|Rigby Jr, James|
|YIN, J - Duke University|
|ALBERTSON, JOHN - Duke University|
|PORPORATO, AMILCARE - Duke University|
Submitted to: Boundary Layer Meteorology
Publication Type: Peer Reviewed Journal
Publication Acceptance Date: 3/5/2015
Publication Date: 3/31/2015
Publication URL: http://handle.nal.usda.gov/10113/1524143
Citation: Rigby Jr, J.R., Yin, J., Albertson, J.D., Porporato, A. 2015. Approximate analytical solution to diurnal atmospheric boundary-layer growth under well-watered conditions. Boundary Layer Meteorology. 156:73-89 doi: 10.1007/s10546-015-0018-8.

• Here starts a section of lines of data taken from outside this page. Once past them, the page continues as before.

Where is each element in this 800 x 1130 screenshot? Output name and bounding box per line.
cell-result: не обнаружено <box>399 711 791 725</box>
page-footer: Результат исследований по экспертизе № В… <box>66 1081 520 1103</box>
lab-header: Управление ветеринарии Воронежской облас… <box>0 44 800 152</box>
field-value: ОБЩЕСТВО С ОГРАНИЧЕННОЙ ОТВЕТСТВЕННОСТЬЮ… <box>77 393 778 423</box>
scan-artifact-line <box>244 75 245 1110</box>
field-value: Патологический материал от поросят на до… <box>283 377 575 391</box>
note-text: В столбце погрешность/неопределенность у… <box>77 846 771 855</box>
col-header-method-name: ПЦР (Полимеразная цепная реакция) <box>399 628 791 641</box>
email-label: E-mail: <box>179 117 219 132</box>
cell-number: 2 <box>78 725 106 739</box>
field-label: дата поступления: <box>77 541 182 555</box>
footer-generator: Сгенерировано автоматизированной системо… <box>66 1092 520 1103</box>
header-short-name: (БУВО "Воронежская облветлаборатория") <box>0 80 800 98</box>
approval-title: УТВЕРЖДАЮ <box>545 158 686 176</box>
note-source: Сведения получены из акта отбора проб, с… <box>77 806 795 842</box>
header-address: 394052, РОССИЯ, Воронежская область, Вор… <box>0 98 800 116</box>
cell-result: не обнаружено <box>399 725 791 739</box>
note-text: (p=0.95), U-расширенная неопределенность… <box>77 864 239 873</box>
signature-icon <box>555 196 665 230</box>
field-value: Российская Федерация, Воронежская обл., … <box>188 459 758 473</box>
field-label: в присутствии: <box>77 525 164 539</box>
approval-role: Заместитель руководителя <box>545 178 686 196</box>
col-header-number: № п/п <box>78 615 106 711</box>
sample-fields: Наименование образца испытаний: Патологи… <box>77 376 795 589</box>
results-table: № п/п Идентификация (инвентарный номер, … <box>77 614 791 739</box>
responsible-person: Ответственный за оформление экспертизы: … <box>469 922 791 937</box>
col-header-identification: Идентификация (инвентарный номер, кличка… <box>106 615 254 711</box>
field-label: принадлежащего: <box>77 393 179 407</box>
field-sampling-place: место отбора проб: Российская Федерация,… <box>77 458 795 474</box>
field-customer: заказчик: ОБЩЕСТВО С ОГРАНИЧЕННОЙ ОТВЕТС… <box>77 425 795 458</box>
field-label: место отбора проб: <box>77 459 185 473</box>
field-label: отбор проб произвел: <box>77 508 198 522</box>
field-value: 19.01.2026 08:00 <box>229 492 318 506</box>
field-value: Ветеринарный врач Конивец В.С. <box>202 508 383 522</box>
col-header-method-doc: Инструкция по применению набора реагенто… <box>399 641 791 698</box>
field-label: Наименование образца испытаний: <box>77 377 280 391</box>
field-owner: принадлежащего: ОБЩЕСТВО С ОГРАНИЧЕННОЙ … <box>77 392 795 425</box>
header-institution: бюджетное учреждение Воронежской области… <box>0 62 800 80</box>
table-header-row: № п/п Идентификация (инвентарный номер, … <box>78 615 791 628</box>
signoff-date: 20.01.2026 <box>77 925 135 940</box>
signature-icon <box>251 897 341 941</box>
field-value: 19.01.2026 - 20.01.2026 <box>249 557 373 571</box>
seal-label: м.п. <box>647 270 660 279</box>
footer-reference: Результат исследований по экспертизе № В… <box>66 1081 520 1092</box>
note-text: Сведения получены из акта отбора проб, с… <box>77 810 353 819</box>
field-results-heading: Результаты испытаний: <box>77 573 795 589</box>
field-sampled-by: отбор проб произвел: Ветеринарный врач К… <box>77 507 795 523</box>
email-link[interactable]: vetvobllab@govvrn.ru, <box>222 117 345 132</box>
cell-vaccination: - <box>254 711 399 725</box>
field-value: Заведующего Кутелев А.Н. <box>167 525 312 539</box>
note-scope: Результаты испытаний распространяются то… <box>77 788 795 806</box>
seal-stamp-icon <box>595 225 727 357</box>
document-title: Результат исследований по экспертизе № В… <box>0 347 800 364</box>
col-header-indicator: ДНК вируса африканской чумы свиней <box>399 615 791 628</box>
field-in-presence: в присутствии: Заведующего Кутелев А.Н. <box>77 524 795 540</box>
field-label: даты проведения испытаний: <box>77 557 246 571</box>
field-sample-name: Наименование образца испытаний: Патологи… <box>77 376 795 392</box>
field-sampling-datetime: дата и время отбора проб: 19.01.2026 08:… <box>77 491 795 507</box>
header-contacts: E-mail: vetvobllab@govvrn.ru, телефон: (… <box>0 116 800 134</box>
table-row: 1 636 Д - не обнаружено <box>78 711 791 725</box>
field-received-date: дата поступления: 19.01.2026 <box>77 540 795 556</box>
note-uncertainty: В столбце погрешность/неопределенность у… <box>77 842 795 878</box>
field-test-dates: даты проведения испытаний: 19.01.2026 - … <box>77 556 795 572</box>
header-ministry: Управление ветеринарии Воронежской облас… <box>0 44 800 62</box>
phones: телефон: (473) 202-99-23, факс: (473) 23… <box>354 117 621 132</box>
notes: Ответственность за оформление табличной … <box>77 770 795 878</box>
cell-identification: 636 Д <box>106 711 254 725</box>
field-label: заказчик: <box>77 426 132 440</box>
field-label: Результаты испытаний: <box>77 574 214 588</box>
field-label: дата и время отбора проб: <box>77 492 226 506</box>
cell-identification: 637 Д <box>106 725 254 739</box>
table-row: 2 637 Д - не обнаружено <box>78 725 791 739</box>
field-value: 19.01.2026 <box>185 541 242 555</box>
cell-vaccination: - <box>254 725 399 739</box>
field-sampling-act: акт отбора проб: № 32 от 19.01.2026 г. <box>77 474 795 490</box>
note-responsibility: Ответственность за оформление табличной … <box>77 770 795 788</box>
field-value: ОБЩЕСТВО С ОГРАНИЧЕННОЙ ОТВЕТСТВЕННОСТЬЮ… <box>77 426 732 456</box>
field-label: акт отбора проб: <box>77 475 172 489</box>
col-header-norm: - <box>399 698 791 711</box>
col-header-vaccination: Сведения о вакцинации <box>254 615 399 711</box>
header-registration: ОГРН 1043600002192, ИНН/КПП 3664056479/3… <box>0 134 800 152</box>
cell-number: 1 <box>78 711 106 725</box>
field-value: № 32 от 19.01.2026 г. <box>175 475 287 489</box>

Interpretive Summary: The atmospheric boundary-layer (ABL) is the region above the surface where turbulent eddies govern the exchange of heat and moisture between the upper atmosphere and the ground surface. Understanding this physical development and dynamics of this region is a key component in understanding surface effects on climate, local evapotranspiration, and the initiation of convective precipitation. Analytical solutions to such problems have the advantage of providing insight into the interactions of components of the system that eludes numerical investigation. Further, as every climate model requires a representation of the ABL at each grid point in order to balance heat and moisture budgets, analytical relations provide the most computationally efficient representation. This work extends work on an existing model representation of the ABL to provide approximate analytical solutions which are highly accurate across a wide range of parameter sets. This work has potential for improving our understanding of local agro-meteorological interactions as well as large-scale climate representations. It also provides a step toward analytical understanding of more complex phenomena such as the initiation of convective precipitation.

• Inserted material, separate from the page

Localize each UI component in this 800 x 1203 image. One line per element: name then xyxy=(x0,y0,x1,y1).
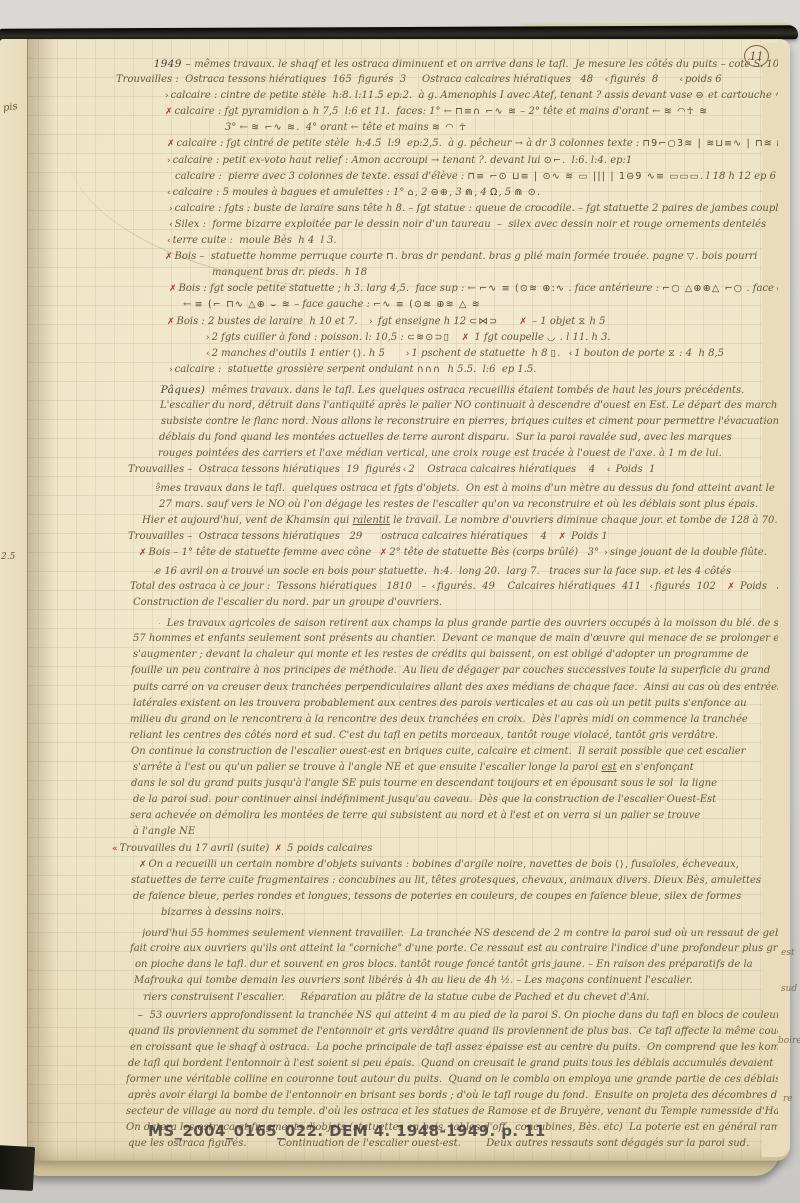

Technical Abstract: The system of governing equations of a simplified slab model of the uniformly-mixed, purely convective, diurnal atmospheric boundary layer (ABL) is shown to allow immediate solutions for the potential temperature and specific humidity as functions of the ABL height and net radiation when expressed in integral form. By employing a linearized saturation vapor relation, the height of the mixed layer is shown to obey a nonlinear ordinary differential equation with quadratic dependence on ABL height, which may be further reduced to a particular form of Abel's differential equation of the second kind. While the Abel equation yields analytic solutions only for special cases of the radiative forcing, an approximate analytic solution is presented for the diurnal evolution of the ABL which is accurate on average to within 2% of the numerical solution for a randomized sample of parameter values and arbitrary forcing. In addition an expression is derived for an effective constant Bowen ratio which only overestimates the ABL height on average by 5% across a wide range of parameter values. These solutions allow the diurnal evolution of the height, potential temperature, and specific humidity (i.e., also vapor pressure deficit) of the mixed layer to be expressed analytically for arbitrary radiative forcing functions.